CUDA - Threads

In this chapter, we will learn about the CUDA threads. To proceed, we need to first know how resources are assigned to blocks.

Resource Assignment to Blocks

Execution resources are assigned to threads per block. Resources are organized into Streaming Multiprocessors (SM). Multiple blocks of threads can be assigned to a single SM. The number varies with CUDA device. For example, a CUDA device may allow up to 8 thread blocks to be assigned to an SM. This is the upper limit, and it is not necessary that for any configuration of threads, a SM will run 8 blocks.

For example, if the resources of a SM are not sufficient to run 8 blocks of threads, then the number of blocks that are assigned to it is dynamically reduced by the CUDA runtime. Reduction is done on block granularity. To reduce the amount of threads assigned to a SM, the number of threads is reduced by a block.

In recent CUDA devices, a SM can accommodate up to 1536 threads. The configuration depends upon the programmer. This can be in the form of 3 blocks of 512 threads each, 6 blocks of 256 threads each or 12 blocks of 128 threads each. The upper limit is on the number of threads, and not on the number of blocks.

Thus, the number of threads that can run parallel on a CUDA device is simply the number of SM multiplied by the maximum number of threads each SM can support. In this case, the value comes out to be SM x 1536.

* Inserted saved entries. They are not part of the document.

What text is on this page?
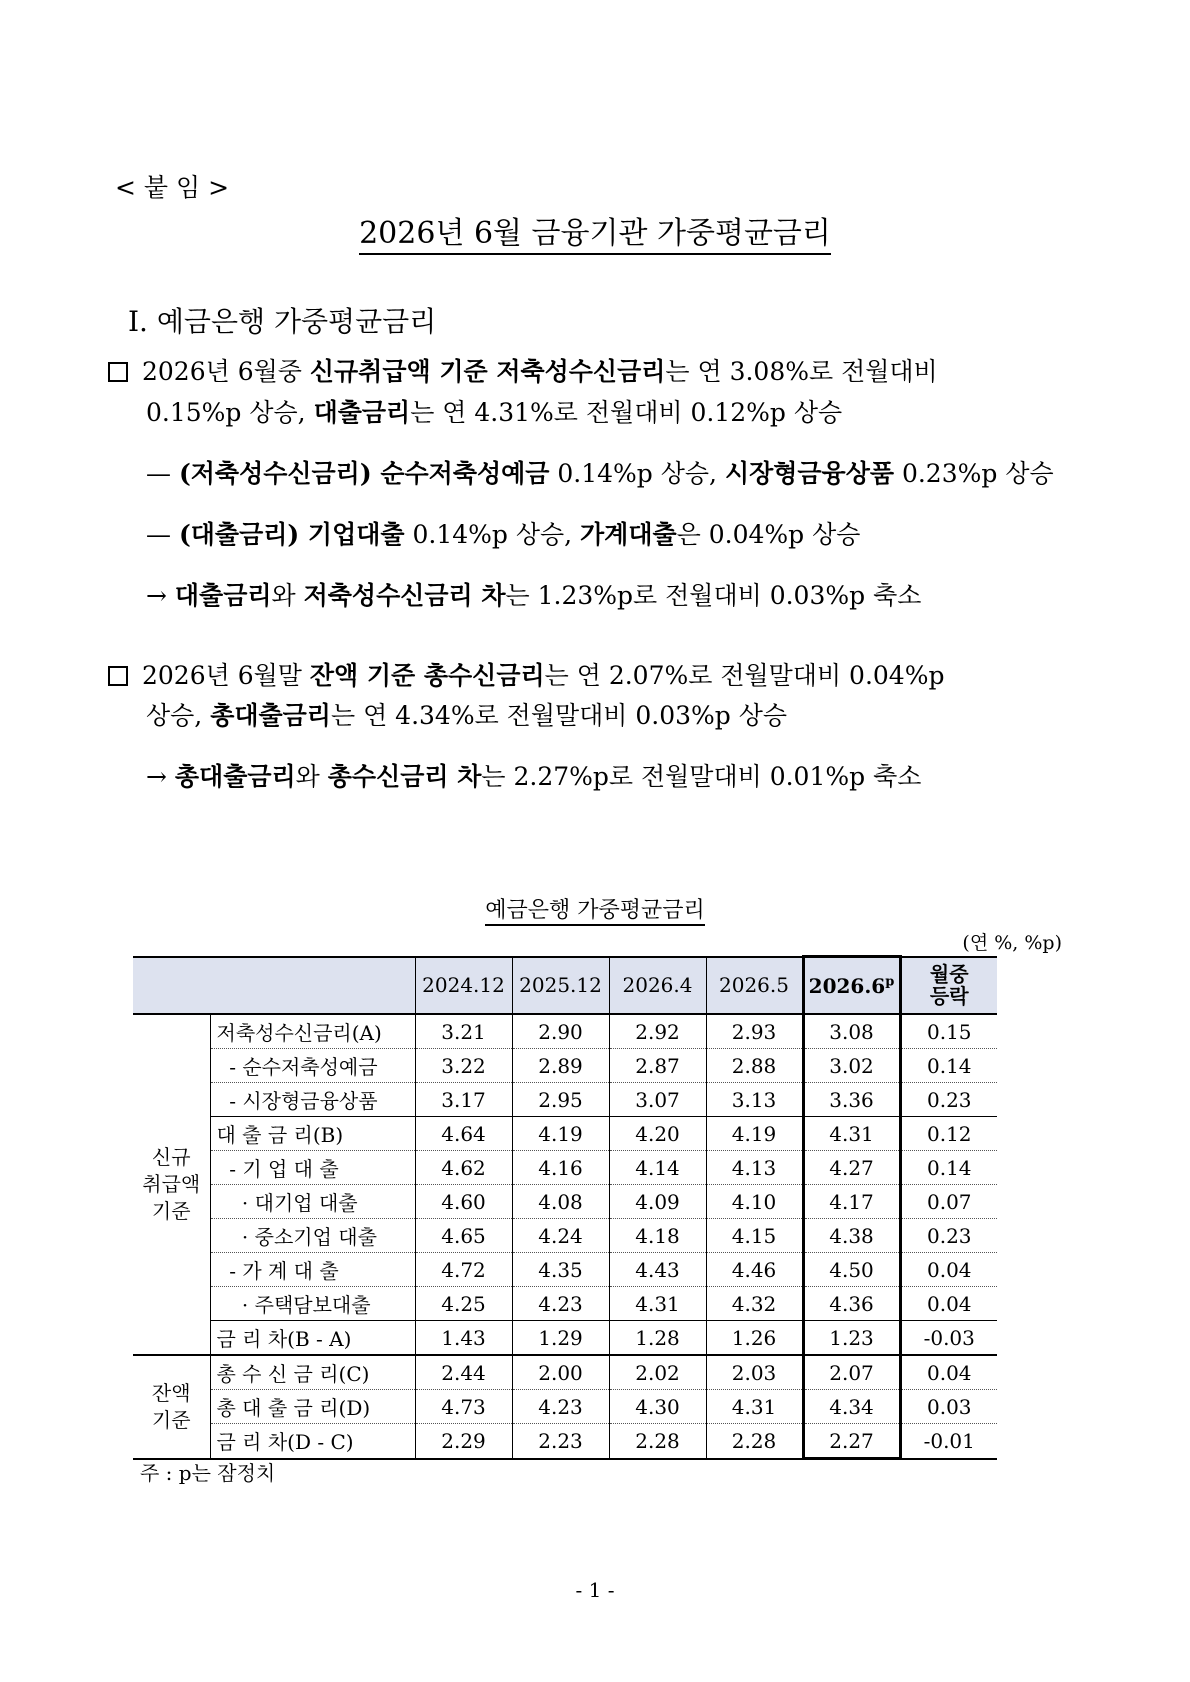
< 붙 임 >
2026년 6월 금융기관 가중평균금리
Ⅰ. 예금은행 가중평균금리
2026년 6월중 신규취급액 기준 저축성수신금리는 연 3.08%로 전월대비
0.15%p 상승, 대출금리는 연 4.31%로 전월대비 0.12%p 상승
— (저축성수신금리) 순수저축성예금 0.14%p 상승, 시장형금융상품 0.23%p 상승
— (대출금리) 기업대출 0.14%p 상승, 가계대출은 0.04%p 상승
→ 대출금리와 저축성수신금리 차는 1.23%p로 전월대비 0.03%p 축소
2026년 6월말 잔액 기준 총수신금리는 연 2.07%로 전월말대비 0.04%p
상승, 총대출금리는 연 4.34%로 전월말대비 0.03%p 상승
→ 총대출금리와 총수신금리 차는 2.27%p로 전월말대비 0.01%p 축소
예금은행 가중평균금리
(연 %, %p)
		2024.12	2025.12	2026.4	2026.5	2026.6$^p$	월중 등락
신규 취급액 기준	저축성수신금리(A)	3.21	2.90	2.92	2.93	3.08	0.15
	- 순수저축성예금	3.22	2.89	2.87	2.88	3.02	0.14
	- 시장형금융상품	3.17	2.95	3.07	3.13	3.36	0.23
	대 출 금 리(B)	4.64	4.19	4.20	4.19	4.31	0.12
	- 기 업 대 출	4.62	4.16	4.14	4.13	4.27	0.14
	· 대기업 대출	4.60	4.08	4.09	4.10	4.17	0.07
	· 중소기업 대출	4.65	4.24	4.18	4.15	4.38	0.23
	- 가 계 대 출	4.72	4.35	4.43	4.46	4.50	0.04
	· 주택담보대출	4.25	4.23	4.31	4.32	4.36	0.04
	금 리 차(B - A)	1.43	1.29	1.28	1.26	1.23	-0.03
잔액 기준	총 수 신 금 리(C)	2.44	2.00	2.02	2.03	2.07	0.04
	총 대 출 금 리(D)	4.73	4.23	4.30	4.31	4.34	0.03
	금 리 차(D - C)	2.29	2.23	2.28	2.28	2.27	-0.01
주 : p는 잠정치
- 1 -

Synchronization between Threads

The CUDA API has a method, __syncthreads() to synchronize threads. When the method is encountered in the kernel, all threads in a block will be blocked at the calling location until each of them reaches the location.

What is the need for it? It ensure phase synchronization. That is, all the threads of a block will now start executing their next phase only after they have finished the previous one. There are certain nuances to this method. For example, if a __syncthreads statement, is present in the kernel, it must be executed by all threads of a block. If it is present inside an if statement, then either all the threads in the block go through the if statement, or none of them does.

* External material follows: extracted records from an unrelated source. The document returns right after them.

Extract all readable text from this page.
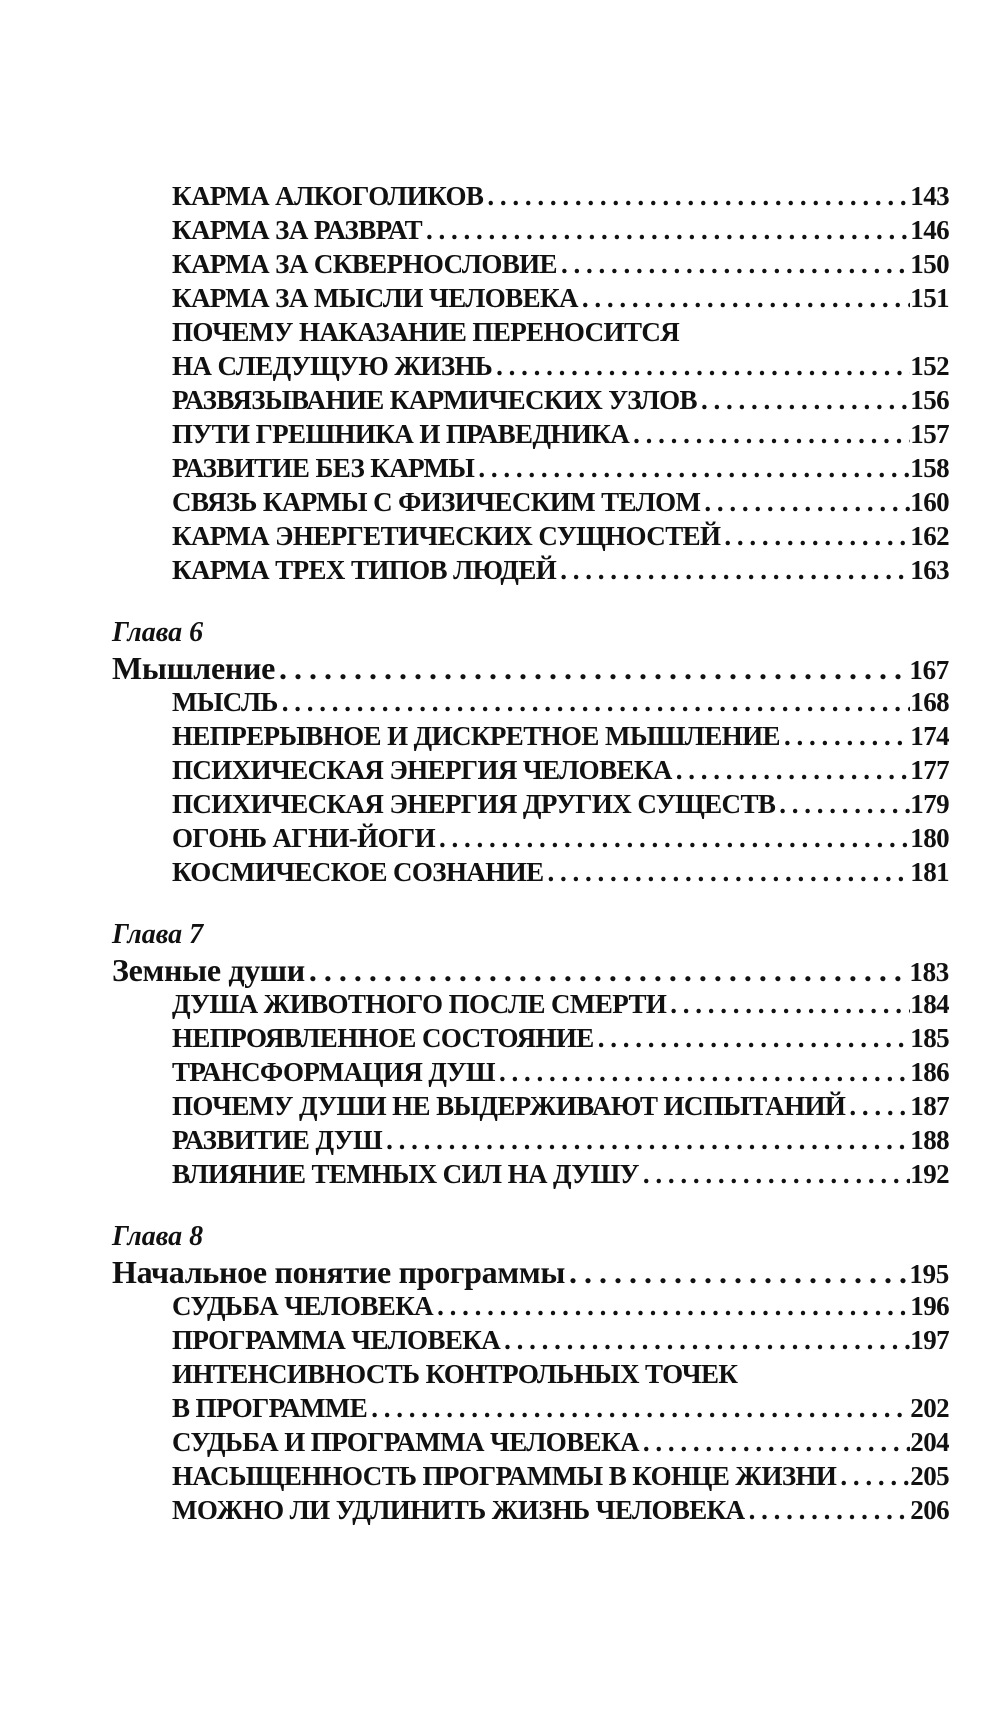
КАРМА АЛКОГОЛИКОВ . . .	143
КАРМА ЗА РАЗВРАТ . . .	146
КАРМА ЗА СКВЕРНОСЛОВИЕ . . .	150
КАРМА ЗА МЫСЛИ ЧЕЛОВЕКА . . .	151
ПОЧЕМУ НАКАЗАНИЕ ПЕРЕНОСИТСЯ
НА СЛЕДУЩУЮ ЖИЗНЬ . . .	152
РАЗВЯЗЫВАНИЕ КАРМИЧЕСКИХ УЗЛОВ . . .	156
ПУТИ ГРЕШНИКА И ПРАВЕДНИКА . . .	157
РАЗВИТИЕ БЕЗ КАРМЫ . . .	158
СВЯЗЬ КАРМЫ С ФИЗИЧЕСКИМ ТЕЛОМ . . .	160
КАРМА ЭНЕРГЕТИЧЕСКИХ СУЩНОСТЕЙ . . .	162
КАРМА ТРЕХ ТИПОВ ЛЮДЕЙ . . .	163
Глава 6
Мышление . . .	167
МЫСЛЬ . . .	168
НЕПРЕРЫВНОЕ И ДИСКРЕТНОЕ МЫШЛЕНИЕ . . .	174
ПСИХИЧЕСКАЯ ЭНЕРГИЯ ЧЕЛОВЕКА . . .	177
ПСИХИЧЕСКАЯ ЭНЕРГИЯ ДРУГИХ СУЩЕСТВ . . .	179
ОГОНЬ АГНИ-ЙОГИ . . .	180
КОСМИЧЕСКОЕ СОЗНАНИЕ . . .	181
Глава 7
Земные души . . .	183
ДУША ЖИВОТНОГО ПОСЛЕ СМЕРТИ . . .	184
НЕПРОЯВЛЕННОЕ СОСТОЯНИЕ . . .	185
ТРАНСФОРМАЦИЯ ДУШ . . .	186
ПОЧЕМУ ДУШИ НЕ ВЫДЕРЖИВАЮТ ИСПЫТАНИЙ . . . 187
РАЗВИТИЕ ДУШ . . .	188
ВЛИЯНИЕ ТЕМНЫХ СИЛ НА ДУШУ . . .	192
Глава 8
Начальное понятие программы . . .	195
СУДЬБА ЧЕЛОВЕКА . . .	196
ПРОГРАММА ЧЕЛОВЕКА . . .	197
ИНТЕНСИВНОСТЬ КОНТРОЛЬНЫХ ТОЧЕК
В ПРОГРАММЕ . . .	202
СУДЬБА И ПРОГРАММА ЧЕЛОВЕКА . . .	204
НАСЫЩЕННОСТЬ ПРОГРАММЫ В КОНЦЕ ЖИЗНИ . . .	205
МОЖНО ЛИ УДЛИНИТЬ ЖИЗНЬ ЧЕЛОВЕКА . . .	206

If an if-then-else statement is present inside the kernel, then either all the threads will take the if path, or all the threads will take the else path. This is implied. As all the threads of a block have to execute the sync method call, if threads took different paths, then they will be blocked forever.

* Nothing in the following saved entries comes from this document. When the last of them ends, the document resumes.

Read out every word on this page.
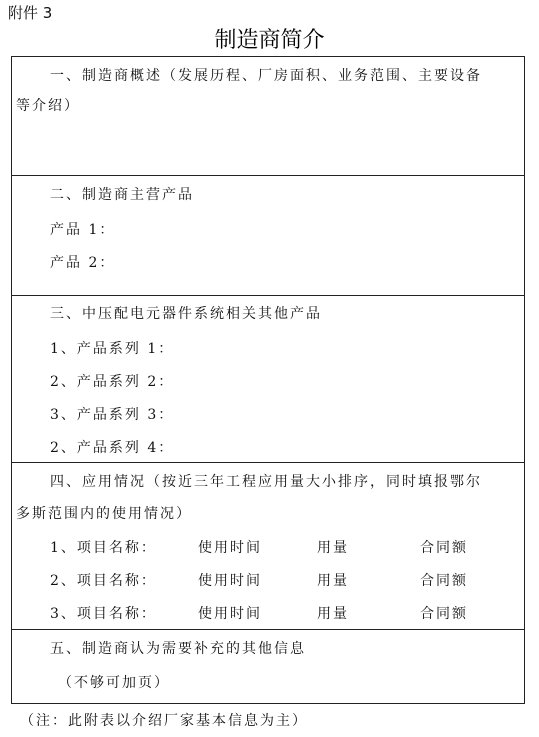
附件 3
制造商简介
一、制造商概述（发展历程、厂房面积、业务范围、主要设备
等介绍）
二、制造商主营产品
产品 1：
产品 2：
三、中压配电元器件系统相关其他产品
1、产品系列 1：
2、产品系列 2：
3、产品系列 3：
2、产品系列 4：
四、应用情况（按近三年工程应用量大小排序，同时填报鄂尔
多斯范围内的使用情况）
1、项目名称：	使用时间	用量	合同额
2、项目名称：	使用时间	用量	合同额
3、项目名称：	使用时间	用量	合同额
五、制造商认为需要补充的其他信息
（不够可加页）
（注：此附表以介绍厂家基本信息为主）
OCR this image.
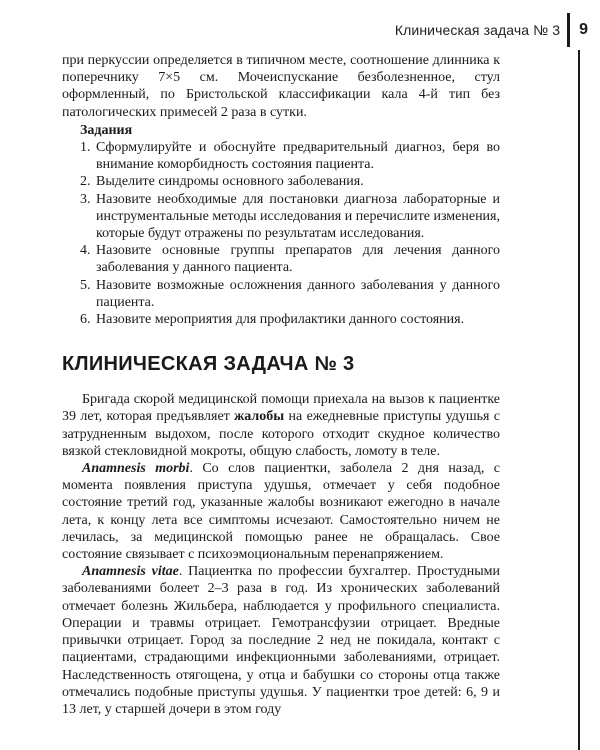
Клиническая задача № 3 9

при перкуссии определяется в типичном месте, соотношение длинника к поперечнику 7×5 см. Мочеиспускание безболезненное, стул оформленный, по Бристольской классификации кала 4-й тип без патологических примесей 2 раза в сутки.

Задания

1. Сформулируйте и обоснуйте предварительный диагноз, беря во внимание коморбидность состояния пациента.
2. Выделите синдромы основного заболевания.
3. Назовите необходимые для постановки диагноза лабораторные и инструментальные методы исследования и перечислите изменения, которые будут отражены по результатам исследования.
4. Назовите основные группы препаратов для лечения данного заболевания у данного пациента.
5. Назовите возможные осложнения данного заболевания у данного пациента.
6. Назовите мероприятия для профилактики данного состояния.

КЛИНИЧЕСКАЯ ЗАДАЧА № 3

Бригада скорой медицинской помощи приехала на вызов к пациентке 39 лет, которая предъявляет жалобы на ежедневные приступы удушья с затрудненным выдохом, после которого отходит скудное количество вязкой стекловидной мокроты, общую слабость, ломоту в теле.

Anamnesis morbi. Со слов пациентки, заболела 2 дня назад, с момента появления приступа удушья, отмечает у себя подобное состояние третий год, указанные жалобы возникают ежегодно в начале лета, к концу лета все симптомы исчезают. Самостоятельно ничем не лечилась, за медицинской помощью ранее не обращалась. Свое состояние связывает с психоэмоциональным перенапряжением.

Anamnesis vitae. Пациентка по профессии бухгалтер. Простудными заболеваниями болеет 2–3 раза в год. Из хронических заболеваний отмечает болезнь Жильбера, наблюдается у профильного специалиста. Операции и травмы отрицает. Гемотрансфузии отрицает. Вредные привычки отрицает. Город за последние 2 нед не покидала, контакт с пациентами, страдающими инфекционными заболеваниями, отрицает. Наследственность отягощена, у отца и бабушки со стороны отца также отмечались подобные приступы удушья. У пациентки трое детей: 6, 9 и 13 лет, у старшей дочери в этом году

It is the duty of the programmer to be wary of such conditions that may arise.

Thread Scheduling

After a block of threads is assigned to a SM, it is divided into sets of 32 threads, each called a warp. However, the size of a warp depends upon the implementation. The CUDA specification does not specify it.

Here are some important properties of warps −

A warp is a unit of thread scheduling in SMs. That is, the granularity of thread scheduling is a warp. A block is divided into warps for scheduling purposes.
A SM is composed of many SPs (Streaming Processors). These are the actual CUDA cores. Normally, the number of CUDA cores in a SM is less than the total number of threads that are assigned to it. Thus the need for scheduling.
While a warp is waiting for the results of a previously executed long-latency operation (like data fetch from the RAM), a different warp that is not waiting and is ready to be assigned is selected for execution. This means that threads are always scheduled in a group.
If more than one warps are on the ready queue, then some priority mechanism can be used for assignment. One such method is the round-robin.
A warp consists of threads with consecutive threadIdx.x values. For example, threads of the first warp will have threads ids b/w 0 to 31. Threads of the second warp will have thread ids from 32-63.
All threads in a warp follow the SIMD model. SIMD stands for ‘Single Instruction, Multiple Data’. It is different when compared to SPMD. In SIMD, each thread is executing the same instruction of a kernel at any given time. But the data is always different.

Latency Tolerance

A lot of processor time goes waste if while a warp is waiting, another warp is not scheduled. This method of utilizing in the latency time of operations with work from other warps is called latency tolerance.